When a replica set primary goes down hard (we can simulate this by doing 'ifdown eth0' on the primary) mongos properly detects this, and also detects that a new primary has been elected. So far, so good. But node-mongodb-native's connections to the mongos instance are still open but not functional, and a restart of the node procs is required.
Our assumption was that mongos would just kill any established connections to the dead primary and node-mongodb-native would reconnect, but that seems to not be the case; both the server and the OS think these connections are open. By contrast, on primary stepDown, the clients fail over fine, connections are closed and reopened.
We are looking at socketTimeoutMS, but that seems incorrect since it causes disconnects for connections that are merely idle.
Are we missing configuration to our client or mongos, or do we have to implement our own pinging?
Based on experimentation and the following MongoDB bug, this appears to just be a shortcoming of mongos (or, if you prefer, of the client libraries) at this point. Right now it looks like 'write your own pinging logic in your app and trigger a reconnect when that fails', so that's what we are doing.
https://jira.mongodb.org/browse/SERVER-9041
I'm upgrading a sharded cluster and want to turn one of three mongos instance off. I've guaranteed that new incoming connections will not take place because I disabled the box in my load balancer. However, I'm concerned there might be existing connections on the mongos instance still active.
I've run the following on the Mongo instance:
db._adminCommand("connPoolStats");
Do you have any tis on interpreting the result? Is this the correct command?
The cursorInfo command should work. If there are no more cursors, then it's ok to shut off the mongos. Any connections that still exist will simply fail over to another mongos through the load balancer when they try to reconnect (assuming they have an appropriate reconnection policy in place). The only thing you need to worry about is cursors, since they have state, which is taken care of by cursorInfo.
I never have my hands on coding. I got a doubt regarding mongodb replica sets
below is the situation
I have an alert monitoring application.
It is using mongodb with replica set with 3 nodes.
Applications Java code base keep connecting to the primary and doing some transactions.
Now my question is that,
if the primary server is down, how will it effect the application server.
I mean, would the app server writes error saying connection failed like errors.
OR
the replica set will pick one of the slaves automatically as master and provides the application server to do its activity.
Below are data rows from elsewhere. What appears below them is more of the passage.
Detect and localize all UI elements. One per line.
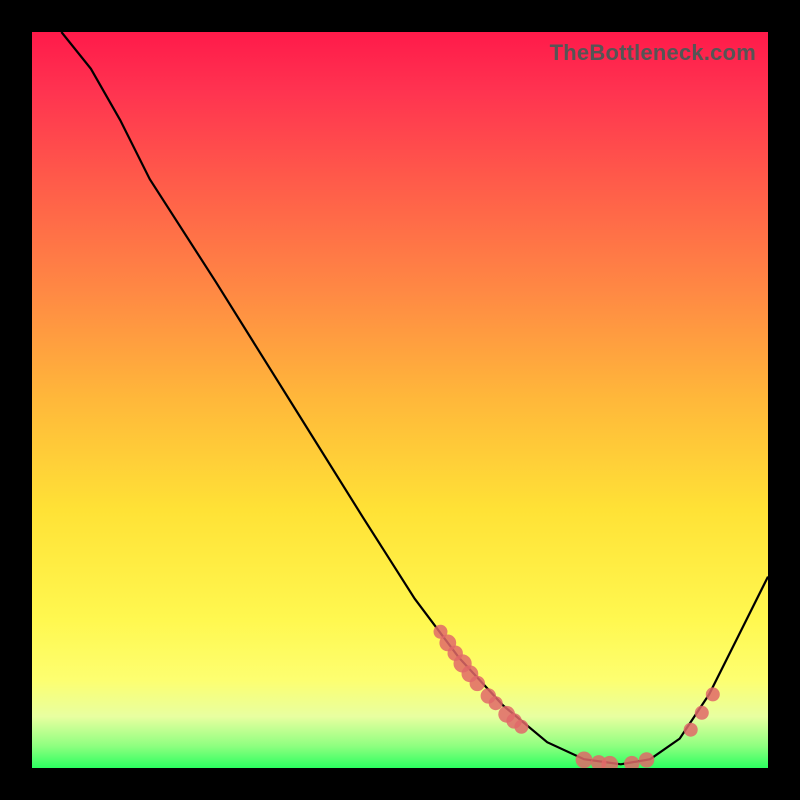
data-marker <box>439 635 456 652</box>
data-marker <box>470 676 485 691</box>
data-marker <box>514 720 528 734</box>
data-marker <box>489 696 503 710</box>
data-marker <box>624 756 639 768</box>
data-marker <box>506 713 521 728</box>
data-marker <box>695 706 709 720</box>
data-marker <box>462 665 479 682</box>
data-marker <box>576 752 593 769</box>
plot-area: TheBottleneck.com <box>32 32 768 768</box>
data-marker <box>448 646 463 661</box>
data-marker <box>684 723 698 737</box>
chart-overlay <box>32 32 768 768</box>
data-marker <box>601 756 618 768</box>
bottleneck-curve <box>61 32 768 764</box>
marker-group <box>434 625 720 768</box>
data-marker <box>639 752 654 767</box>
data-marker <box>706 687 720 701</box>
data-marker <box>481 688 496 703</box>
data-marker <box>434 625 448 639</box>
watermark-text: TheBottleneck.com <box>550 40 756 66</box>
data-marker <box>498 706 515 723</box>
data-marker <box>454 654 472 672</box>
data-marker <box>591 755 606 768</box>
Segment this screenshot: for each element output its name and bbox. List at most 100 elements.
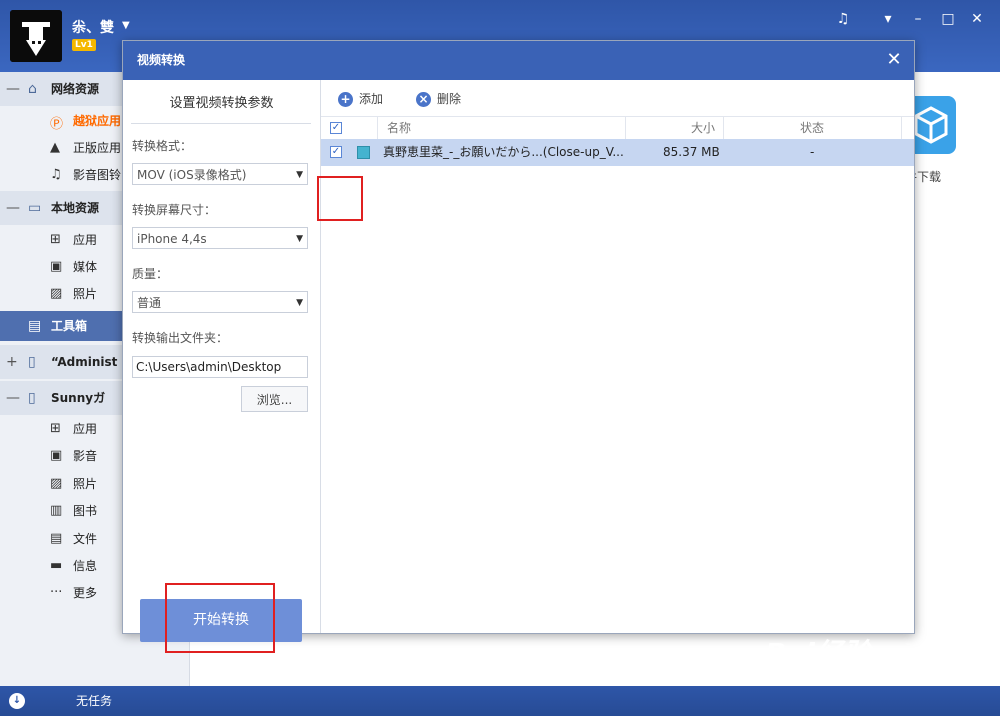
music-icon[interactable]: ♫ — [832, 9, 854, 29]
quality-select[interactable]: 普通 ▼ — [132, 291, 308, 313]
column-header-name[interactable]: 名称 — [387, 117, 411, 139]
sidebar-item-label: 照片 — [73, 477, 98, 491]
minimize-icon[interactable]: – — [907, 9, 929, 29]
maximize-icon[interactable]: □ — [937, 9, 959, 29]
grid-icon: ⊞ — [50, 421, 61, 436]
section-label: 网络资源 — [51, 82, 100, 96]
file-icon: ▤ — [50, 531, 63, 546]
column-divider — [377, 117, 378, 139]
format-value: MOV (iOS录像格式) — [137, 168, 247, 182]
row-checkbox[interactable]: ✓ — [330, 146, 342, 158]
column-header-size[interactable]: 大小 — [691, 117, 715, 139]
sidebar-item-label: 应用 — [73, 422, 98, 436]
phone-icon: ▯ — [28, 354, 36, 370]
more-icon: ··· — [50, 585, 63, 600]
highlight-box — [317, 176, 363, 221]
divider — [131, 123, 311, 124]
quality-value: 普通 — [137, 296, 162, 310]
screen-size-value: iPhone 4,4s — [137, 232, 207, 246]
add-button[interactable]: + 添加 — [338, 90, 383, 108]
baidu-watermark: Bai经验 — [765, 637, 871, 670]
quality-label: 质量： — [132, 267, 169, 281]
settings-panel: 设置视频转换参数 转换格式： MOV (iOS录像格式) ▼ 转换屏幕尺寸： i… — [123, 80, 321, 653]
browse-button[interactable]: 浏览... — [241, 386, 308, 412]
photo-icon: ▨ — [50, 476, 63, 491]
output-folder-label: 转换输出文件夹： — [132, 331, 229, 345]
sidebar-item-label: 信息 — [73, 559, 98, 573]
expand-icon[interactable]: + — [6, 345, 18, 379]
photo-icon: ▨ — [50, 286, 63, 301]
close-icon[interactable]: ✕ — [883, 49, 905, 71]
table-header: ✓ 名称 大小 状态 — [321, 116, 914, 140]
book-icon: ▥ — [50, 503, 63, 518]
file-status: - — [810, 145, 815, 159]
delete-button[interactable]: × 删除 — [416, 90, 461, 108]
menu-icon[interactable]: ▾ — [877, 9, 899, 29]
avatar-image — [10, 10, 62, 62]
x-icon: × — [416, 92, 431, 107]
message-icon: ▬ — [50, 558, 63, 573]
file-list-panel: + 添加 × 删除 ✓ 名称 大小 状态 ✓ 真野恵里菜_-_お願いだから...(C… — [317, 80, 914, 633]
sidebar-item-label: 正版应用 — [73, 141, 122, 155]
app-store-icon: ▲ — [50, 140, 60, 155]
phone-icon: ▯ — [28, 390, 36, 406]
column-divider — [901, 117, 902, 139]
column-divider — [625, 117, 626, 139]
highlight-box — [165, 583, 275, 653]
output-folder-field[interactable]: C:\Users\admin\Desktop — [132, 356, 308, 378]
collapse-icon[interactable]: — — [6, 72, 20, 106]
chevron-down-icon: ▼ — [296, 298, 303, 308]
download-icon[interactable]: ↓ — [9, 693, 25, 709]
chevron-down-icon: ▼ — [296, 234, 303, 244]
grid-icon: ⊞ — [50, 232, 61, 247]
format-select[interactable]: MOV (iOS录像格式) ▼ — [132, 163, 308, 185]
column-divider — [723, 117, 724, 139]
toolbox-icon: ▤ — [28, 318, 42, 334]
video-convert-dialog: 视频转换 ✕ 设置视频转换参数 转换格式： MOV (iOS录像格式) ▼ 转换… — [122, 40, 915, 653]
sidebar-item-label: 影音 — [73, 449, 98, 463]
music-note-icon: ♫ — [50, 167, 62, 182]
sidebar-item-label: 越狱应用 — [73, 114, 122, 128]
close-icon[interactable]: ✕ — [966, 9, 988, 29]
column-header-status[interactable]: 状态 — [800, 117, 824, 139]
video-icon: ▣ — [50, 448, 63, 463]
add-label: 添加 — [359, 92, 384, 106]
dialog-title: 视频转换 — [137, 53, 186, 67]
video-icon: ▣ — [50, 259, 63, 274]
screen-size-select[interactable]: iPhone 4,4s ▼ — [132, 227, 308, 249]
file-name: 真野恵里菜_-_お願いだから...(Close-up_V... — [383, 145, 624, 159]
dialog-title-bar[interactable]: 视频转换 ✕ — [123, 41, 914, 80]
sidebar-item-label: 照片 — [73, 287, 98, 301]
status-bar: ↓ 无任务 — [0, 686, 1000, 716]
plus-icon: + — [338, 92, 353, 107]
file-size: 85.37 MB — [663, 145, 720, 159]
chevron-down-icon: ▼ — [296, 170, 303, 180]
p-logo-icon: Ⓟ — [50, 117, 64, 132]
section-label: “Administ — [51, 355, 118, 369]
username[interactable]: 尜、雙 — [72, 17, 114, 37]
level-badge: Lv1 — [72, 39, 96, 51]
select-all-checkbox[interactable]: ✓ — [330, 122, 342, 134]
home-icon: ⌂ — [28, 81, 37, 97]
section-label: Sunnyガ — [51, 391, 106, 405]
section-label: 本地资源 — [51, 201, 100, 215]
screen-size-label: 转换屏幕尺寸： — [132, 203, 217, 217]
video-file-icon — [357, 146, 370, 159]
sidebar-item-label: 工具箱 — [51, 319, 88, 333]
panel-heading: 设置视频转换参数 — [169, 96, 274, 111]
sidebar-item-label: 媒体 — [73, 260, 98, 274]
sidebar-item-label: 更多 — [73, 586, 98, 600]
watermark-url: jingyan.baidu.com — [770, 668, 900, 684]
sidebar-item-label: 文件 — [73, 532, 98, 546]
chevron-down-icon[interactable]: ▼ — [122, 20, 130, 31]
delete-label: 删除 — [437, 92, 462, 106]
avatar[interactable] — [10, 10, 62, 62]
format-label: 转换格式： — [132, 139, 193, 153]
monitor-icon: ▭ — [28, 200, 42, 216]
table-row[interactable]: ✓ 真野恵里菜_-_お願いだから...(Close-up_V... 85.37 … — [321, 139, 914, 166]
collapse-icon[interactable]: — — [6, 191, 20, 225]
sidebar-item-label: 应用 — [73, 233, 98, 247]
sidebar-item-label: 图书 — [73, 504, 98, 518]
collapse-icon[interactable]: — — [6, 381, 20, 415]
sidebar-item-label: 影音图铃 — [73, 168, 122, 182]
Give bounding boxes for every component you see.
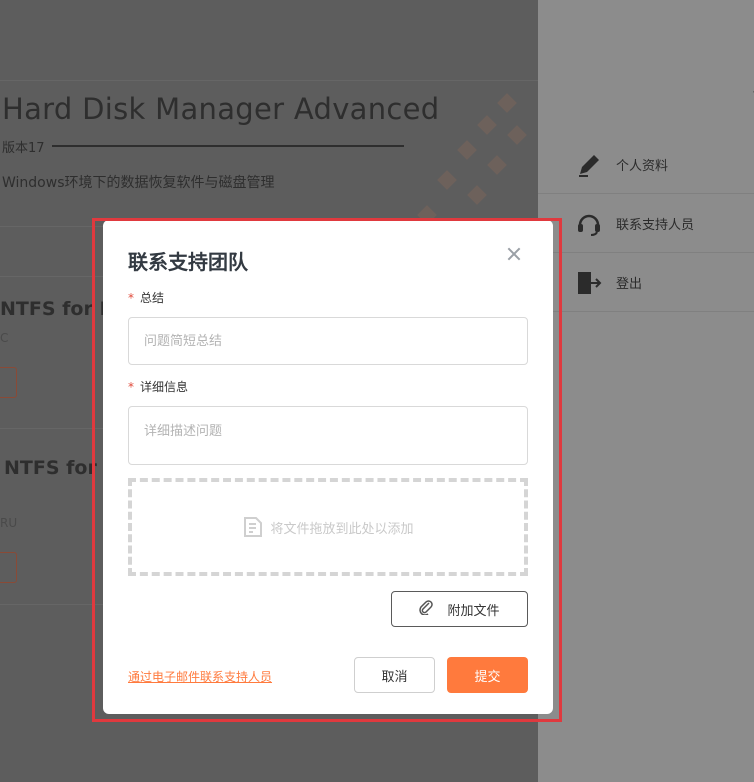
decorative-art (410, 88, 538, 238)
paperclip-icon (419, 599, 434, 619)
side-item-profile[interactable]: 个人资料 (538, 136, 754, 194)
close-icon[interactable] (505, 245, 523, 263)
details-label: * 详细信息 (128, 380, 189, 394)
product-description: Windows环境下的数据恢复软件与磁盘管理 (2, 175, 275, 191)
cancel-button[interactable]: 取消 (354, 657, 435, 693)
logout-icon (576, 270, 602, 296)
side-item-label: 登出 (616, 277, 643, 292)
attach-file-button[interactable]: 附加文件 (391, 591, 528, 627)
dropzone-text: 将文件拖放到此处以添加 (270, 521, 414, 537)
side-menu: ‹ 个人资料 联系支持人员 登出 (538, 0, 754, 782)
dialog-title: 联系支持团队 (128, 250, 248, 274)
side-item-label: 个人资料 (616, 159, 669, 174)
product-version: 版本17 (2, 141, 45, 156)
pen-icon (576, 152, 602, 178)
email-support-link[interactable]: 通过电子邮件联系支持人员 (128, 668, 272, 685)
side-item-logout[interactable]: 登出 (538, 254, 754, 312)
headset-icon (576, 211, 602, 237)
divider (52, 145, 404, 147)
product-sub: RU (0, 516, 18, 530)
product-button[interactable] (0, 367, 17, 398)
summary-label: * 总结 (128, 291, 165, 305)
contact-support-dialog: 联系支持团队 *总结 *详细信息 将文件拖放到此处以添加 附加文件 通过电子邮件… (103, 220, 553, 714)
file-drop-icon (242, 516, 264, 538)
required-marker: * (128, 380, 134, 394)
submit-button[interactable]: 提交 (447, 657, 528, 693)
side-item-label: 联系支持人员 (616, 218, 695, 233)
summary-input[interactable] (128, 317, 528, 365)
file-dropzone[interactable]: 将文件拖放到此处以添加 (128, 478, 528, 576)
product-sub: C (0, 331, 9, 345)
side-item-contact-support[interactable]: 联系支持人员 (538, 195, 754, 253)
product-title: Hard Disk Manager Advanced (2, 92, 440, 126)
attach-file-label: 附加文件 (447, 603, 500, 619)
details-textarea[interactable] (128, 406, 528, 465)
required-marker: * (128, 291, 134, 305)
product-button[interactable] (0, 552, 17, 583)
divider (0, 80, 538, 81)
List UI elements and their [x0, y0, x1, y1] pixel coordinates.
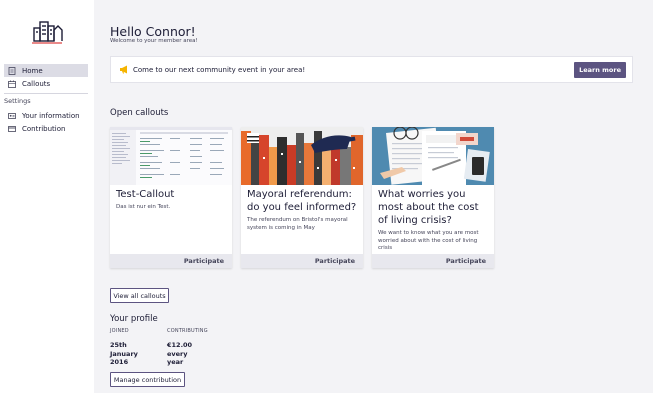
- sidebar-item-home[interactable]: Home: [4, 64, 88, 77]
- joined-label: JOINED: [110, 328, 129, 334]
- sidebar-section-settings: Settings: [4, 97, 31, 105]
- sidebar-item-label: Home: [22, 66, 43, 75]
- callout-description: The referendum on Bristol's mayoral syst…: [247, 217, 348, 231]
- sidebar-item-callouts[interactable]: Callouts: [4, 77, 88, 90]
- sidebar: Home Callouts Settings Your information …: [0, 0, 94, 393]
- home-icon: [8, 66, 16, 75]
- callout-footer: Participate: [372, 254, 494, 268]
- participate-link[interactable]: Participate: [446, 257, 486, 265]
- sidebar-item-label: Contribution: [22, 124, 66, 133]
- notice-banner: Come to our next community event in your…: [110, 56, 633, 83]
- callout-card[interactable]: What worries you most about the cost of …: [372, 127, 494, 268]
- sidebar-item-label: Callouts: [22, 79, 51, 88]
- credit-card-icon: [8, 125, 16, 132]
- participate-link[interactable]: Participate: [184, 257, 224, 265]
- view-all-callouts-button[interactable]: View all callouts: [110, 288, 169, 303]
- contributing-value: €12.00 every year: [167, 341, 193, 366]
- id-card-icon: [8, 112, 16, 119]
- logo-icon[interactable]: [30, 16, 64, 46]
- callout-card[interactable]: Mayoral referendum: do you feel informed…: [241, 127, 363, 268]
- learn-more-button[interactable]: Learn more: [574, 62, 626, 78]
- callout-title: What worries you most about the cost of …: [378, 189, 479, 226]
- megaphone-icon: [120, 65, 127, 74]
- sidebar-item-your-information[interactable]: Your information: [4, 109, 88, 122]
- callout-image: [241, 127, 363, 185]
- main-content: Hello Connor! Welcome to your member are…: [94, 0, 653, 393]
- profile-heading: Your profile: [110, 314, 158, 324]
- joined-value: 25th January 2016: [110, 341, 138, 366]
- contributing-label: CONTRIBUTING: [167, 328, 208, 334]
- open-callouts-heading: Open callouts: [110, 108, 169, 118]
- callout-footer: Participate: [110, 254, 232, 268]
- callout-card[interactable]: Test-Callout Das ist nur ein Test. Parti…: [110, 127, 232, 268]
- participate-link[interactable]: Participate: [315, 257, 355, 265]
- sidebar-item-label: Your information: [22, 111, 80, 120]
- callout-description: Das ist nur ein Test.: [116, 204, 171, 210]
- manage-contribution-button[interactable]: Manage contribution: [110, 372, 185, 387]
- notice-text: Come to our next community event in your…: [133, 65, 306, 74]
- callout-title: Test-Callout: [116, 189, 175, 200]
- callout-image: [372, 127, 494, 185]
- sidebar-divider: [4, 93, 88, 94]
- sidebar-item-contribution[interactable]: Contribution: [4, 122, 88, 135]
- page-title: Hello Connor!: [110, 24, 196, 39]
- calendar-icon: [8, 80, 16, 88]
- callout-title: Mayoral referendum: do you feel informed…: [247, 189, 357, 213]
- callout-footer: Participate: [241, 254, 363, 268]
- callout-description: We want to know what you are most worrie…: [378, 230, 479, 251]
- welcome-text: Welcome to your member area!: [110, 38, 198, 44]
- callout-image: [110, 127, 232, 185]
How will it happen...?
Thanks & Regards,
UDAY
The replica set will try to pick another server as the new primary. If you have three nodes, and one goes down, the other two will negotiate which one becomes the new master. If two go down, or somehow communication between the remaining breaks down, there will be no new master until the situation is recovered.
The official drivers support this automatic fail-over, as does the mongos routing server if you use it. So the application code does not need to do anything here.
I am not sure if there will be connection errors during the brief period of time this fail-over negotiation takes (you will probably get errors for a few seconds).